Nairobi is one of the towns in the country with the highest number of street families running into thousands, with estimates placing the number at over 60,000, and their presence in the streets has been blamed for an increase in petty crime and muggings besides being a nuisance for their persistent begging that borders on harassment.

According to statistics from the Special Programmes department, there are currently 250,000 to 300,000 people living on the streets countrywide even though the government in 2003 established a Street Families Rehabilitation Trust Fund with the aim of reducing the number of street families but nothing much was achieved.

Last month, Nairobi county executive for Education and Gender Janet Ouko said that most of the street families are not from Kenya but the neighbouring countries of Tanzania and Uganda after complaints of a huge presence of foreign beggars in the city centre.

Ms Ouko said it is believed that the foreigners are lured to Kenya by unscrupulous people with the promise of getting jobs only to be taken to streets to beg.

“We are now moving to the real sponsors.

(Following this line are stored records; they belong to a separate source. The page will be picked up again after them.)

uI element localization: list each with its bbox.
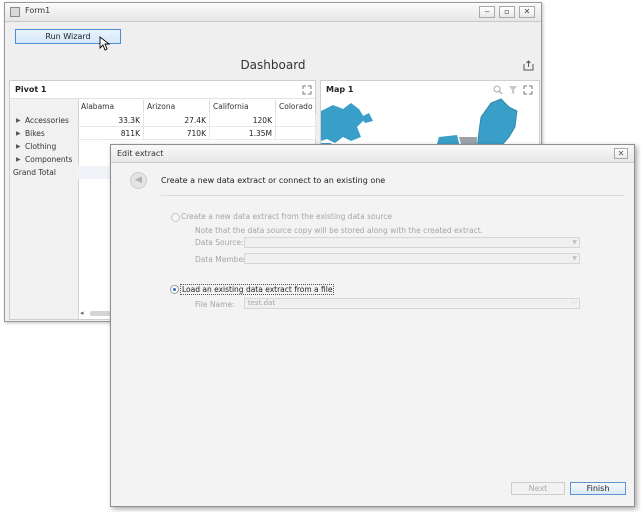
pivot-cell[interactable]: 710K [144,127,210,140]
map-area[interactable] [321,97,540,150]
close-button[interactable]: ✕ [519,6,535,18]
pivot-row-label: Grand Total [13,168,56,177]
window-title: Form1 [25,6,51,15]
pivot-column-header[interactable]: Alabama [78,100,144,113]
chevron-down-icon: ▼ [572,255,577,262]
pivot-cell[interactable]: 33.3K [78,114,144,127]
export-icon[interactable] [523,60,534,71]
mouse-cursor-icon [99,36,111,51]
data-source-dropdown[interactable]: ▼ [244,237,580,248]
expand-arrow-icon[interactable]: ▶ [16,153,21,166]
expand-arrow-icon[interactable]: ▶ [16,140,21,153]
pivot-cell[interactable] [276,114,316,127]
maximize-button[interactable]: ▫ [499,6,515,18]
file-name-label: File Name: [195,300,235,309]
pivot-cell[interactable] [276,127,316,140]
browse-icon[interactable]: ··· [570,299,577,308]
map-panel: Map 1 [320,80,540,150]
option-new-extract-note: Note that the data source copy will be s… [195,226,484,235]
dialog-heading: Create a new data extract or connect to … [161,176,386,185]
dialog-title: Edit extract [117,149,164,158]
data-member-dropdown[interactable]: ▼ [244,253,580,264]
map-region [476,98,518,149]
option-new-extract-label[interactable]: Create a new data extract from the exist… [181,212,392,221]
pivot-column-header[interactable]: Colorado [276,100,316,113]
file-name-value: test.dat [248,299,276,307]
pivot-row-label: Clothing [25,142,57,151]
scroll-thumb[interactable] [90,311,112,316]
pivot-row-label: Components [25,155,73,164]
minimize-button[interactable]: ‒ [479,6,495,18]
maximize-panel-icon[interactable] [302,85,312,95]
pivot-cell[interactable]: 811K [78,127,144,140]
pivot-column-header[interactable]: Arizona [144,100,210,113]
next-button[interactable]: Next [511,482,565,495]
map-region [321,103,365,143]
dashboard-title: Dashboard [240,58,306,72]
option-load-extract-radio[interactable] [170,285,179,294]
pivot-row-bikes[interactable]: ▶ Bikes [10,127,78,140]
pivot-cell[interactable]: 27.4K [144,114,210,127]
filter-icon[interactable] [508,85,518,95]
expand-arrow-icon[interactable]: ▶ [16,127,21,140]
data-member-label: Data Member: [195,255,249,264]
map-region [361,113,373,123]
pivot-cell[interactable]: 1.35M [210,127,276,140]
pivot-row-clothing[interactable]: ▶ Clothing [10,140,78,153]
finish-button[interactable]: Finish [570,482,626,495]
option-load-extract-label[interactable]: Load an existing data extract from a fil… [180,284,335,295]
divider [161,195,624,196]
pivot-title: Pivot 1 [15,85,47,94]
expand-arrow-icon[interactable]: ▶ [16,114,21,127]
app-icon [10,7,20,17]
back-arrow-icon: ◀ [135,175,142,185]
chevron-down-icon: ▼ [572,239,577,246]
pivot-row-accessories[interactable]: ▶ Accessories [10,114,78,127]
pivot-column-header[interactable]: California [210,100,276,113]
pivot-row-label: Bikes [25,129,45,138]
option-new-extract-radio[interactable] [171,213,180,222]
pivot-cell[interactable]: 120K [210,114,276,127]
back-button[interactable]: ◀ [130,172,147,189]
zoom-icon[interactable] [493,85,503,95]
edit-extract-dialog: Edit extract ✕ ◀ Create a new data extra… [110,144,635,507]
dialog-title-bar[interactable]: Edit extract ✕ [111,145,634,163]
map-title: Map 1 [326,85,354,94]
title-bar[interactable]: Form1 ‒ ▫ ✕ [5,3,541,22]
dialog-close-button[interactable]: ✕ [614,148,628,159]
maximize-panel-icon[interactable] [523,85,533,95]
pivot-row-components[interactable]: ▶ Components [10,153,78,166]
file-name-field[interactable]: test.dat ··· [244,298,580,309]
pivot-row-grand-total: Grand Total [10,166,78,179]
pivot-row-label: Accessories [25,116,69,125]
data-source-label: Data Source: [195,238,244,247]
scroll-left-icon[interactable]: ◂ [80,309,84,317]
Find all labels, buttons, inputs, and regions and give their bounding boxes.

We have intelligence that some money-minded individuals are behind this,” she said.

CRACKDOWN

To rein on the increasing number of street families, the county government of Nairobi is conducting a crackdown to flush out street urchins from the city centre which has seen over 300 street children removed from the streets and taken to several rehabilitation centres, among them Kayole, Bahati, Shauri Moyo, Joseph Kang’ethe and Makadara.

But this is not the first attempt to get the families off the streets of the capital.

The Narc government in 2003 introduced a street children rehabilitation programme led by the National Youth Service to guide and provide the children with skills to become self-reliant.

The rehabilitation centres were to reform and make the street youth fit in society, provide guidance and counselling, training in semi-skilled trades, spiritual and physical nourishment, food, clothing and shelter among others.

But with all the efforts, nothing major came out of the programme as the children flocked back to the streets as they found no meaningful form of employment to stop them from the streets.

This begs the question whether this operation will be a success as most of the rehabilitated children still get back to the streets since there is no proper follow up to ensure that those who acquire relevant skills are absorbed into the work force.